Brian Crowe

Personal information
- Born: 1957/1958
- Occupation: Defence Forces
- Years active: c. 1970s–present
- Employer: GAA

Sport
- Sport: Gaelic football
- Position: Referee
- Club: Cavan Gaels

= Brian Crowe (referee) =

Gaelic football referee

Brian Crowe (born 1957/1958) is a Gaelic football All-Ireland Final referee. He is a member of the Cavan Gaels club.

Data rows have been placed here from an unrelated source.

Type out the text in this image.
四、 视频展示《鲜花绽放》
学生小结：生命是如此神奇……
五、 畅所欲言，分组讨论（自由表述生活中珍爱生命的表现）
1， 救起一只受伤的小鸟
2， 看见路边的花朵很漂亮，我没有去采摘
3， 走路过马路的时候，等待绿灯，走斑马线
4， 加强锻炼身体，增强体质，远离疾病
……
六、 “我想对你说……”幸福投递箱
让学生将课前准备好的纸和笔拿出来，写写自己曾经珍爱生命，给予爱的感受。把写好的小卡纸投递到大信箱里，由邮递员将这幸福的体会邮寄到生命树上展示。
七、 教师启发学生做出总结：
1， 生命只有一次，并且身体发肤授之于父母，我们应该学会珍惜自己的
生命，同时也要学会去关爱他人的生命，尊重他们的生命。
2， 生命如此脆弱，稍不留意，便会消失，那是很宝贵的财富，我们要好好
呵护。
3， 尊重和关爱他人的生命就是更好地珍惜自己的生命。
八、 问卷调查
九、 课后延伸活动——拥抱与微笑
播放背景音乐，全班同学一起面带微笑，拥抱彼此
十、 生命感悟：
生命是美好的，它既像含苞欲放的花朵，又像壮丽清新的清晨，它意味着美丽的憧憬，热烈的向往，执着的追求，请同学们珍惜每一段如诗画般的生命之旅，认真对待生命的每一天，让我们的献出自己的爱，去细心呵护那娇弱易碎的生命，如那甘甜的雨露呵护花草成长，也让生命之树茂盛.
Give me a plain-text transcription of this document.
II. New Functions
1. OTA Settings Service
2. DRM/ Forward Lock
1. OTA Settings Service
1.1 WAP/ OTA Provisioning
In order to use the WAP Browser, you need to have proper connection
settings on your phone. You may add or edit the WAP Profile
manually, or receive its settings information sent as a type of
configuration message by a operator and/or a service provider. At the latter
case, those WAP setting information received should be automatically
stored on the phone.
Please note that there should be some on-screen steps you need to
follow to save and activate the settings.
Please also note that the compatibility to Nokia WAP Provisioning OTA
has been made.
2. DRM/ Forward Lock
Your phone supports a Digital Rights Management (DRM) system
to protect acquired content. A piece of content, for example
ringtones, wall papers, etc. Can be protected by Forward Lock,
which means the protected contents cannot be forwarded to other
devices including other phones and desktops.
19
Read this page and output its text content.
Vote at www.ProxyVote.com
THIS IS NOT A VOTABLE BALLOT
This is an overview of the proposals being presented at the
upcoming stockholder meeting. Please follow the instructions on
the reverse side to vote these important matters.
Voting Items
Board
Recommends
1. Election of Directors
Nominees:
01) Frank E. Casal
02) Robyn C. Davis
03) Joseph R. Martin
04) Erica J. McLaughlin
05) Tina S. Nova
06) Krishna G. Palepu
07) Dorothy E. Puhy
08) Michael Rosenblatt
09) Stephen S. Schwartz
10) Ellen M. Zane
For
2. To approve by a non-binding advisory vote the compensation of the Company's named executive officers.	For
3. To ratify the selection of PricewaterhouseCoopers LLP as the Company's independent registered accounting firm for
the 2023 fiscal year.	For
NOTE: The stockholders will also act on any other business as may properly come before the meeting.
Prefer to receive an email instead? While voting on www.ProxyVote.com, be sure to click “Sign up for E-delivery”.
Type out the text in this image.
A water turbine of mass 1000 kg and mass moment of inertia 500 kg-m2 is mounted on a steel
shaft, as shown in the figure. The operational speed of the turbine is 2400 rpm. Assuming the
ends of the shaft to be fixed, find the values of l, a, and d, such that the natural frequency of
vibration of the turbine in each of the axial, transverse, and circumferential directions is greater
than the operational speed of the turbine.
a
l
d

Crowe played midfield and centre-forward for Cavan Gaels before retiring at the start of his twenties so that he could take up refereeing. He refereed the 2000 Connacht Senior Football Championship final, the 2003 Munster Senior Football Championship final. Club games refereed included the 2003 and 2005 All-Ireland Senior Club Football Championship finals and two Ulster Senior Club Football Championship finals. In 2006, he tipped David Coldrick (Meath), Derek Fahy (Longford) and Maurice Deegan (Laois) to referee All-Ireland finals. By 2006 he had done 13 years of service to the inter-county panel.

He refereed the 2006 All-Ireland Senior Football Championship Final between Kerry and Mayo. He was the second Cavanman to referee an All-Ireland final, following Fintan Tierney of Butlersbridge (who did the 1972 final) and the last until Joe McQuillan's first final in 2011. In the 2008 All-Ireland Senior Football Championship he became involved in a dispute with the CCC, but officials said he was not being punished for refusing to co-operate.

Part of the Defence Forces, he is a married father of three daughters and a son. He is interested in snooker and athletics and plays badminton.